They returned to The Cedars to find Mrs. White considerably worried over their unexplained absence. But when Dorothy explained where she had been and what she had found out Mrs. White readily forgave her. She was as alarmed and distressed as Dorothy over the revelations of young Jack Popella and she agreed with rather significant readiness that at present nothing should be said to the Major concerning this new turn in events.
“Where is Dad?” asked Dorothy, as she turned to go upstairs. Mrs. White looked still further distressed.
“You must not be alarmed, Dorothy dear,” she said. “But your father preferred to stay in bed this morning——”
“In bed!” Dorothy interrupted swiftly. “Then he is ill!”
“He says he is just tired, dear. And, indeed, he has not slept for several nights,” the Major’s sister explained, adding, as Dorothy once more turned to leave the room: “He has been asking for you.”
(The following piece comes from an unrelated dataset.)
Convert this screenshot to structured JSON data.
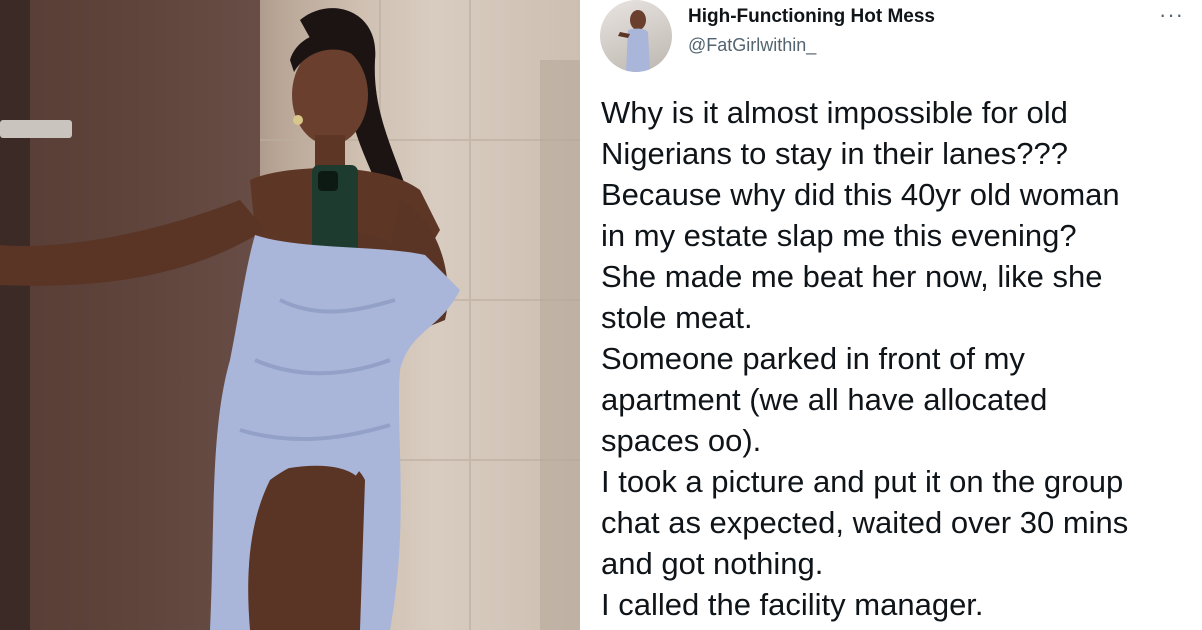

“Asking for you, asking for you,” hammered in Dorothy’s head as she ran up the stairs to see for herself why it was the Major had “preferred to stay in bed.”
At the top of the stairs she ran into Ned, who caught her arm and held on to it, laughingly.
“Whither away so fast, fair cousin?” he queried. “You should never rush like that so soon after breakfast. Any doctor’s book will tell you as much.”
“Let me go, Ned,” Dorothy pleaded. “Dad is ill.”
“Not ill—just tired,” corrected Ned, the while Dorothy wondered at his denseness. “No wonder,” he added grumblingly. “I would be tired too, in his place. That young brother of yours needs a sound thrashing, Dot.”